JM Morgan Stanley Pvt Ltd ("Manager to the Offer") on behalf of Luxottica Group S.p.A and Ray Ban Indian Holdings Inc (the "Acquirers") has issued this Public Announcement to the equity shareholders of Rayban Sun Optics India Ltd ("Target Company"), which is in continuation of and should be read in conjunction with the original Public Announcement dated January 25, 2007 & the subsequent Public Announcements dated April 06, 2007 and April 16, 2007 and Letter of Offer dated April 14, 2007. The shareholders of the Target Company are requested to note the following:
1. Upward revision in Size of the Offer:
In accordance with Regulation 26 of the Securities and Exchange Board of India (Substantial Acquisition of Shares and Takeover), Regulation 1997 ("Regulations"). Acquirers are making an upward revision in size of the Offer from 4,895,900 Equity Shares, representing 20.00% of the equity share capital of the Target Company to 7,545,200 Equity Shares, representing 30.82% of the equity share capital of the Target Company ("Revised Offer"). Under the Revised Offer, the offer price of Rs 104.30 per equity share payable in cash will remain unchanged. Under the Revised Offer, for Continuing Shareholders the Offer price of Rs 185.25 per Equity Share (comprising of the Offer Price of Rs 104.30 per Equity Share and interest of Rs 80.95 per Equity Share) payable in cash will also remain unchanged.
2. Statutory Approvals
i. The Reserve Bank of India ("RBI") vide letter dated March 03, 2007, has given its no objection for effecting the transfer of 4,895,900 Equity Shares to be purchased from the shareholders of the Target Company under the Offer as per the instructions contained in A.P. (DIR Series) Circular no 16 dated October 04, 2004.

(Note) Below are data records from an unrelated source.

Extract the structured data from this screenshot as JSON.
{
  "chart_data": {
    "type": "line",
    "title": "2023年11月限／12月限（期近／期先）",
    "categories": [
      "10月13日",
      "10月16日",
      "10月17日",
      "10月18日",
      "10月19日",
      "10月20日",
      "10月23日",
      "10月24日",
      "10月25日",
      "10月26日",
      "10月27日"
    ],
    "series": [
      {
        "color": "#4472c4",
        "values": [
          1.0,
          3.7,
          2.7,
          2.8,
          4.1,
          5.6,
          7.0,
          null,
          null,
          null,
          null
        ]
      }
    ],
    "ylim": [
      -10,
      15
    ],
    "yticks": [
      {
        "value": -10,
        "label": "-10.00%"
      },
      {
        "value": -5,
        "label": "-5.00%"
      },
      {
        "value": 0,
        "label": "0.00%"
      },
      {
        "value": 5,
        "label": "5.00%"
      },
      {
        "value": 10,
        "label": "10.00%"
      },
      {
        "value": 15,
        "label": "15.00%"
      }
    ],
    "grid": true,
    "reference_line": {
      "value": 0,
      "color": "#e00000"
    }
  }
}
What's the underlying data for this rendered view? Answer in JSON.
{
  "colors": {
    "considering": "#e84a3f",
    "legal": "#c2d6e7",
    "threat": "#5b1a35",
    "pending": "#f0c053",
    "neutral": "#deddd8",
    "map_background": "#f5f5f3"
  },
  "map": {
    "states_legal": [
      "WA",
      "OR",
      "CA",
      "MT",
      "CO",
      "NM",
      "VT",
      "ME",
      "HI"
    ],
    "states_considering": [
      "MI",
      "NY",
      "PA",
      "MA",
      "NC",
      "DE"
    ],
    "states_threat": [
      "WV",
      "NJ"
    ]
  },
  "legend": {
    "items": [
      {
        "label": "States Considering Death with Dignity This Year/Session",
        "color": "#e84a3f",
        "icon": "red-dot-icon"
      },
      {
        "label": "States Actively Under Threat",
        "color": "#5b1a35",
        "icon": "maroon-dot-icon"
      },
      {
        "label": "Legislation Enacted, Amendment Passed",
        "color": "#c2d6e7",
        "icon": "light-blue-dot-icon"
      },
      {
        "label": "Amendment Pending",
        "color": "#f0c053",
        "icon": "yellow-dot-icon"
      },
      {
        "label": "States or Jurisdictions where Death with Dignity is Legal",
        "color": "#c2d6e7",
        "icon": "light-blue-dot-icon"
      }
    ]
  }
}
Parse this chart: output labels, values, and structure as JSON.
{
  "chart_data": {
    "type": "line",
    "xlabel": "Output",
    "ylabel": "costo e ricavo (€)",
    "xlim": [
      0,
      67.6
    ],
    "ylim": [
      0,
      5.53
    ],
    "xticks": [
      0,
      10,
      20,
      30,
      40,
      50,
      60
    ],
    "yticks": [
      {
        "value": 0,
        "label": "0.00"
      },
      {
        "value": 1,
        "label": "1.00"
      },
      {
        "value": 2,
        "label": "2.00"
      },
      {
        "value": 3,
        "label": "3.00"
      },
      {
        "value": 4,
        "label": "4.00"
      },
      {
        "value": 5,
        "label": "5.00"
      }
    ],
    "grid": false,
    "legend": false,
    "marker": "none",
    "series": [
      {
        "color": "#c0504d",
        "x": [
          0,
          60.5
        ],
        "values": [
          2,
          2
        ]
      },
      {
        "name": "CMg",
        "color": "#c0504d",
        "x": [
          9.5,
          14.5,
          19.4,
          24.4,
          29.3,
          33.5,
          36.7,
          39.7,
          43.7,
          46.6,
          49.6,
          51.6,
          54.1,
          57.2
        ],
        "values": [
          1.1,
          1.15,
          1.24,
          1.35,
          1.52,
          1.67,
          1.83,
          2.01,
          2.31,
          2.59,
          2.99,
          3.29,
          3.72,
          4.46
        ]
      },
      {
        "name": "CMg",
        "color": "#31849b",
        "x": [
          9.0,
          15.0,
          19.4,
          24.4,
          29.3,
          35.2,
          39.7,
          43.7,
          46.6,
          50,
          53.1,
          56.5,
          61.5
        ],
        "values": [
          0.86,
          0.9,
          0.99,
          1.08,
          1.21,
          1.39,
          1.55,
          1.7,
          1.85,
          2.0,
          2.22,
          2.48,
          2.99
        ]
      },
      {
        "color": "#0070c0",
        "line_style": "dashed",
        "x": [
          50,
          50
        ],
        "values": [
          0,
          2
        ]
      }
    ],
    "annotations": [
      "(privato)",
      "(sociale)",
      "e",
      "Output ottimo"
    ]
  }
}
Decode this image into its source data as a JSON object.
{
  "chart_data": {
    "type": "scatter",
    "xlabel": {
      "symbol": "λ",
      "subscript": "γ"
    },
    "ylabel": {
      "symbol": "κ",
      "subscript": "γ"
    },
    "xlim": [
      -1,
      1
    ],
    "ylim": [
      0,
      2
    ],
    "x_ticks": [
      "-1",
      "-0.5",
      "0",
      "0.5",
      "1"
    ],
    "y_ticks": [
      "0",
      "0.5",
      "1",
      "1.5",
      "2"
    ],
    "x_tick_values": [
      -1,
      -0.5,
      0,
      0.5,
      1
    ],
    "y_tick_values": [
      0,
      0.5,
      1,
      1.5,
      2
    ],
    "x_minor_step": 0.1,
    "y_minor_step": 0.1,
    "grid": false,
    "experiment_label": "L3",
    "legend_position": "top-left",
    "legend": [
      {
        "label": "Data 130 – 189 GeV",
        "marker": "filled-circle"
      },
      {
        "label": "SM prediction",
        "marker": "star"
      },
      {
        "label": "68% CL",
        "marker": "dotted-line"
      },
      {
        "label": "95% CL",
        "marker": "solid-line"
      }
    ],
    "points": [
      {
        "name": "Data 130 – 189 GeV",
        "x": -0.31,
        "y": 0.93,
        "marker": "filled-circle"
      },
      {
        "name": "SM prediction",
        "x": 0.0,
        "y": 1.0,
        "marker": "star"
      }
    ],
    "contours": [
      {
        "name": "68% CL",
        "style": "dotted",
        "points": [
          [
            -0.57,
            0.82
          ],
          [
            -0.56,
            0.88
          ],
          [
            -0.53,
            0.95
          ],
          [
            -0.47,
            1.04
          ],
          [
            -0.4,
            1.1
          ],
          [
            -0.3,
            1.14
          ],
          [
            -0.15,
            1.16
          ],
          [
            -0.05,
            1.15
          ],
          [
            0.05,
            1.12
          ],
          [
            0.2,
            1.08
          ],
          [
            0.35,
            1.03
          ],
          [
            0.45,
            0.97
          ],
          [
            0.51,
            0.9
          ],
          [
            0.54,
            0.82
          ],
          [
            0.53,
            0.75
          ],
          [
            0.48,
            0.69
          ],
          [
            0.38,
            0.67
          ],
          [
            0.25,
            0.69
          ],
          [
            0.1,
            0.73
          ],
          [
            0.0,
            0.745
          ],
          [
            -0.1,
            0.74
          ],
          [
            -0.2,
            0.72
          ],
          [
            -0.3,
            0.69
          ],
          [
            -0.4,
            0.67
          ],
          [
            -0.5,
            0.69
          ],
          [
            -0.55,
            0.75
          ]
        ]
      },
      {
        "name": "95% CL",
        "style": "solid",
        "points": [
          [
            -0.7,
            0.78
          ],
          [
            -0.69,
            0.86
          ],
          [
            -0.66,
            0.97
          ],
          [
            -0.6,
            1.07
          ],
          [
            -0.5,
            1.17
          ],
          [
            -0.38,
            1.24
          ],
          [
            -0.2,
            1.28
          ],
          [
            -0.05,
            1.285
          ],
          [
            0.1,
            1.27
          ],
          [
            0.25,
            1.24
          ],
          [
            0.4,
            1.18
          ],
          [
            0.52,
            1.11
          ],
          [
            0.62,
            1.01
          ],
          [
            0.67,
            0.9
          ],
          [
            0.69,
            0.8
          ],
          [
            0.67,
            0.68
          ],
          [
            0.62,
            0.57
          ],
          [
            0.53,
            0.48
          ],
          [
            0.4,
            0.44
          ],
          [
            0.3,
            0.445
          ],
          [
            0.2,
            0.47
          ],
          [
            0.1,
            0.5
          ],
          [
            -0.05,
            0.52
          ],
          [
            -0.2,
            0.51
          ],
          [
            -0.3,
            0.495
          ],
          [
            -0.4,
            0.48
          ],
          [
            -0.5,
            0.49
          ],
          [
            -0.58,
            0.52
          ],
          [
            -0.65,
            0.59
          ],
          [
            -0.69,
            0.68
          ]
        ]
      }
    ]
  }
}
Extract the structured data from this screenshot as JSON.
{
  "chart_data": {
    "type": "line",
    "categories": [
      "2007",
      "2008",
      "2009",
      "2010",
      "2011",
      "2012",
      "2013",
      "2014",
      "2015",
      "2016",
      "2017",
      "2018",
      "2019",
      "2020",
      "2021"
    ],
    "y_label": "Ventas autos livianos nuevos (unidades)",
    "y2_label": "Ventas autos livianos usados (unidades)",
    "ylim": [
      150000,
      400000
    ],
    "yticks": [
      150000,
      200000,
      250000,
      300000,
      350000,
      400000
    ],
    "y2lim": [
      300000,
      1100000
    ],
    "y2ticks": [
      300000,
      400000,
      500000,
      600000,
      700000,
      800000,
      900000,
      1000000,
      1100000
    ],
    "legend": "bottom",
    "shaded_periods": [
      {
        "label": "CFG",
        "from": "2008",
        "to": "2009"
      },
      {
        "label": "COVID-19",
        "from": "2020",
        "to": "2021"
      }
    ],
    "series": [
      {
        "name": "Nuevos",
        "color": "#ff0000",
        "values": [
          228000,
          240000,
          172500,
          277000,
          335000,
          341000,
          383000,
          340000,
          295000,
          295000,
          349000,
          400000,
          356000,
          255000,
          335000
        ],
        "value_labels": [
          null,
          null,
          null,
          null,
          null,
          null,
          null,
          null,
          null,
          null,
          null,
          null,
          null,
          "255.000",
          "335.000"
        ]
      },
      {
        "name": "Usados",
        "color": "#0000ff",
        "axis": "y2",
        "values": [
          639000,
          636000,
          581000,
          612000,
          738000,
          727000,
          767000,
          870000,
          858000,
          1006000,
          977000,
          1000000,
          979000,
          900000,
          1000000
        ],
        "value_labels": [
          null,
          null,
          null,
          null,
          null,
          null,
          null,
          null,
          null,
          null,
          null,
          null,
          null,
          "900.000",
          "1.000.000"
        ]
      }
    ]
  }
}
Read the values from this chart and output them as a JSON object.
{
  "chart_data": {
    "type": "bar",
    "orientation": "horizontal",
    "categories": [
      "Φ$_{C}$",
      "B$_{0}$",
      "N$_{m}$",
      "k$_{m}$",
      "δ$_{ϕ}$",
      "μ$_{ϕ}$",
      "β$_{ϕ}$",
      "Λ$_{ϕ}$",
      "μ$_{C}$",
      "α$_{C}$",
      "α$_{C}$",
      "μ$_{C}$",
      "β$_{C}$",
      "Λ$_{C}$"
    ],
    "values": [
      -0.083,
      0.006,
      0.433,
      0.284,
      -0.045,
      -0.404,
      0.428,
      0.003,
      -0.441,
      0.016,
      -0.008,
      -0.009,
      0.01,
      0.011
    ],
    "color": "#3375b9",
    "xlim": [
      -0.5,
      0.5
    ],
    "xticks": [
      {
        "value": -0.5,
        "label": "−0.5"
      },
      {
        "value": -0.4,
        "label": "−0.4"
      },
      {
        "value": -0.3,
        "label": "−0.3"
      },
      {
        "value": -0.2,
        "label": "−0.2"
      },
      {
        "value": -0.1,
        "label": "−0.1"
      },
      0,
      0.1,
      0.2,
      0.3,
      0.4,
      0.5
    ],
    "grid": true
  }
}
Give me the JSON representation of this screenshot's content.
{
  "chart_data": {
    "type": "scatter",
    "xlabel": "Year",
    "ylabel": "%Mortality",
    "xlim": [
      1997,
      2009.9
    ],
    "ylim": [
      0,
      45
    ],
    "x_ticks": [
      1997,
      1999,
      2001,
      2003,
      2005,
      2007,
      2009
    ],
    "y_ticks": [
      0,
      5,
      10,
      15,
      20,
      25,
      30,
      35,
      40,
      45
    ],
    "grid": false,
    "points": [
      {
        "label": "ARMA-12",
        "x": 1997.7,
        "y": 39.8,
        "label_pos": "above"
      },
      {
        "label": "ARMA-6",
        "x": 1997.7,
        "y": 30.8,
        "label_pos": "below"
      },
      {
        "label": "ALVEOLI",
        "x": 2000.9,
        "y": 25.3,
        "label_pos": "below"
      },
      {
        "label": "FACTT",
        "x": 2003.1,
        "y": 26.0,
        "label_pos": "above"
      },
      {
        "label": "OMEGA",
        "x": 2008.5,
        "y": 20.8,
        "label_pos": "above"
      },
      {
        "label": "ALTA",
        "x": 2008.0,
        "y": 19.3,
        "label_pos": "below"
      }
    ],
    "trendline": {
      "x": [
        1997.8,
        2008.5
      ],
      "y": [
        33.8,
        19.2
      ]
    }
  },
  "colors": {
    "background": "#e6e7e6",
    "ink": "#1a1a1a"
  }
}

ii. Due to upward revision in size of the Offer, the Acquirers will make necessary application to the RBI for its approval for the transfer of additional 2,649,300 Equity Shares to be acquired in the Offer from the shareholders of the Target Company. Acquisition of additional equity shares under the offer is subject to receipt of such approval from the RBI. To the Best of the knowledge of the Acquirers, no other statutory or regulatory approval is required for it to proceed with this Revised Offer. If any other approvals are required subsequently, the Offer would be subject to obtaining of such additional approvals.
The terms used but not defined in this Public Announcement shall have the same meaning assigned to them in the PA & the Letter of Offer.